Two decades earlier, Manzoni had set the tone for his architectural vandalism; King Edward’s School in New Street, the collaboration with architect Charles Barry which led to their work on the Houses Of Parliament, was demolished in 1936.
Manzoni’s most infamous remark summed up his attitude toward Birmingham’s history:
“I have never been very certain as to the value of tangible links with the past.”
— Speech to the Birmingham Civic Society, 1961
To preservationists, this was architectural sacrilege.
“The quote that knocked down a thousand buildings.”
— Dr. Evelyn Marsh, author of The Lost City: Birmingham’s Vanished Streets
Still, others defended him.
“He wasn’t heartless. He genuinely thought he was making things better. He just didn’t have much time for nostalgia—or chimneys.”
— Maureen Singh, former council housing officer, from the Birmingham Lives Oral History Project (1994)
Herbert Manzoni retired in 1963, but his vision persisted. Birmingham’s landscape—especially its roads and housing—bears his imprint even now. However, the gardens which once bore his name are long gone; replaced by the west mall of the Bull Ring in 2014.

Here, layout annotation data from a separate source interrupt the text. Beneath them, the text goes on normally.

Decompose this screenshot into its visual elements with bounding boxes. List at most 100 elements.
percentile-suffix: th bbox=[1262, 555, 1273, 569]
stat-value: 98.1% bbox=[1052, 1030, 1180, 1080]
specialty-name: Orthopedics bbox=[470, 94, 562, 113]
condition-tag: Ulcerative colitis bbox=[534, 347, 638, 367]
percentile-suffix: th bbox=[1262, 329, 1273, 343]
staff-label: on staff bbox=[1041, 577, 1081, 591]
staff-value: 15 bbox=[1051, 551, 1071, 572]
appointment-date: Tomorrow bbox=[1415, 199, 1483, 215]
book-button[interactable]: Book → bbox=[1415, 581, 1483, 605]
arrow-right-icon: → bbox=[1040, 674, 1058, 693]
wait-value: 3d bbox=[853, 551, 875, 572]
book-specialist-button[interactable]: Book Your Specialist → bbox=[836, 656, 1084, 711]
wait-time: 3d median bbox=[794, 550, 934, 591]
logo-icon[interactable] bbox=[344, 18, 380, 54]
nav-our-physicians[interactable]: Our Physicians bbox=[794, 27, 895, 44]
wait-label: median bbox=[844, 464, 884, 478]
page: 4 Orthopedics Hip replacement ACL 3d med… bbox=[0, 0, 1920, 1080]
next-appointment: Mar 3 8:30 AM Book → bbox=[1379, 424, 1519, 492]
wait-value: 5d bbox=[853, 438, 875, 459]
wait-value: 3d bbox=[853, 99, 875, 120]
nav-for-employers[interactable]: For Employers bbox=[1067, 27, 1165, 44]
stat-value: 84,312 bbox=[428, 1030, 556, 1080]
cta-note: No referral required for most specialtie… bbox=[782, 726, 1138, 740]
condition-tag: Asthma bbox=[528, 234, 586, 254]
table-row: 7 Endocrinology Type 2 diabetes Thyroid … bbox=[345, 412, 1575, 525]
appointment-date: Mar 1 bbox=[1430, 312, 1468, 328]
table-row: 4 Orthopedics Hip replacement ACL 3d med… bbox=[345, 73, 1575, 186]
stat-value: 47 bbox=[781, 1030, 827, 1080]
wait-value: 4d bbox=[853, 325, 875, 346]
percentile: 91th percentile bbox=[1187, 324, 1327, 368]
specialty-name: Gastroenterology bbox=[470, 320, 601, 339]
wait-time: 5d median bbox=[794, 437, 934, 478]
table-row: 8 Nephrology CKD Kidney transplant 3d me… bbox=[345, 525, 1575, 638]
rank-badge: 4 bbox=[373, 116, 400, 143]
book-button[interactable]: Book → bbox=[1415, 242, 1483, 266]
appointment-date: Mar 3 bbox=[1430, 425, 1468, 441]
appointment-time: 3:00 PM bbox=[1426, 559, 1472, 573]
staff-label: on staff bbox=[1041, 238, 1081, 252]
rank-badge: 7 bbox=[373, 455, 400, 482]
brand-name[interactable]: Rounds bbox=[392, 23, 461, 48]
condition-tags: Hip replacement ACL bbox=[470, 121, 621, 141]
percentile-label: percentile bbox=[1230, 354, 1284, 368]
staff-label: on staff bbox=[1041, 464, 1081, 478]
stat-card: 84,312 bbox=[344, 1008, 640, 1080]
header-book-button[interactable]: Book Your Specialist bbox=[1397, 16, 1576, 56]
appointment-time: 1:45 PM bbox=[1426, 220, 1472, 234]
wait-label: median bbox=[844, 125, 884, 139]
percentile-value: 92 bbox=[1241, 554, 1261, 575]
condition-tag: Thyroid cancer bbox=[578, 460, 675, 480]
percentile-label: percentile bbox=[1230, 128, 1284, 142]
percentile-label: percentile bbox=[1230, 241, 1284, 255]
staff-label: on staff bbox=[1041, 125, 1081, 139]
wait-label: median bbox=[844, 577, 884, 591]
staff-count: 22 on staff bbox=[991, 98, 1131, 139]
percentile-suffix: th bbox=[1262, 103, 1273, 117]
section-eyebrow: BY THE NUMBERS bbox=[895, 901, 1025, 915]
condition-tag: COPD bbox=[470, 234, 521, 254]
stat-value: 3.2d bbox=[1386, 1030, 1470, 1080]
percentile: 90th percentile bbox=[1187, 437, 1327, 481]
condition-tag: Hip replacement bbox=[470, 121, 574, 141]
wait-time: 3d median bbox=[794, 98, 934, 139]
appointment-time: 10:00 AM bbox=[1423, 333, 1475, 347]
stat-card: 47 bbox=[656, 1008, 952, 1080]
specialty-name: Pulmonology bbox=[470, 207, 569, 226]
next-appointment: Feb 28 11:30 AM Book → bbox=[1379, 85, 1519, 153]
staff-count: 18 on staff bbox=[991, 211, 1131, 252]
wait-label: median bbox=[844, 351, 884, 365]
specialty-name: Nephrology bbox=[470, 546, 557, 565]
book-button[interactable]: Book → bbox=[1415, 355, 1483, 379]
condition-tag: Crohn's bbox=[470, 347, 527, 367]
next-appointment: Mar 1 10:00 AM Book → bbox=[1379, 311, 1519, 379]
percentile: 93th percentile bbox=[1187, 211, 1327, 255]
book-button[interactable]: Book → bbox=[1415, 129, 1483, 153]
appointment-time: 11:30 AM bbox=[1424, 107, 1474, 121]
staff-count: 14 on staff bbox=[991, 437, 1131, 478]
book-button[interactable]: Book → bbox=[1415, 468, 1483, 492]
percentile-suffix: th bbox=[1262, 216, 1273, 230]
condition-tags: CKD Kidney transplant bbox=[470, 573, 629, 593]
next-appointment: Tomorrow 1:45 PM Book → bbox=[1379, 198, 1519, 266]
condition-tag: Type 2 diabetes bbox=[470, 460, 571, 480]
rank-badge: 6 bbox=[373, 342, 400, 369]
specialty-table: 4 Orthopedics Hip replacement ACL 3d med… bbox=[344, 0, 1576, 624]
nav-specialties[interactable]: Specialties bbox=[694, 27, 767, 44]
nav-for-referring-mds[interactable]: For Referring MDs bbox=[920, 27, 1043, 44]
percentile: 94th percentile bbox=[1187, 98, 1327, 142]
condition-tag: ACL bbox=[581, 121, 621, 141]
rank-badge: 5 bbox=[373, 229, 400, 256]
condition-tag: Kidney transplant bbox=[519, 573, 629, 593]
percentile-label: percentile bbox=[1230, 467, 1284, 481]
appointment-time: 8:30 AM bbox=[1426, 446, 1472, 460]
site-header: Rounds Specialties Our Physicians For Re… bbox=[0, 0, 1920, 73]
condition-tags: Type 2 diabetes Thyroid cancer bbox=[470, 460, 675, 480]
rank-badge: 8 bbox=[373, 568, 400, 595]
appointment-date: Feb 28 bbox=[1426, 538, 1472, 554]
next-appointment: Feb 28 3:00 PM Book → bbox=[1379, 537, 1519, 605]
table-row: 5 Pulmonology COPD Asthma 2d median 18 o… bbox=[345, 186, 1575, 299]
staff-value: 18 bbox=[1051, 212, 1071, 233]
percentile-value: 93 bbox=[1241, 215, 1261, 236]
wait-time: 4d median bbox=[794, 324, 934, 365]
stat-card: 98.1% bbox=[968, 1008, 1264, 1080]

Many of his concrete structures are being replaced today with parks, trams, and pedestrian zones; his concrete collar eventually and inadvertently becoming a barrier to the city's spatial and economic growth.
“He didn’t just change the face of Birmingham—he gave it a full concrete facelift.”
— BAA (Birmingham Architectural Association) Newsletter, 1975
Arguably, Herbert Manzoni reshaped Birmingham more than any other figure in the 20th century. His approach - blunt by today’s standards, reflected a time when cities were reimagining themselves for the modern world.
As historian Carl Chinn succinctly said:
“Manzoni wiped the slate clean, but in doing so, he erased much of Birmingham’s soul.”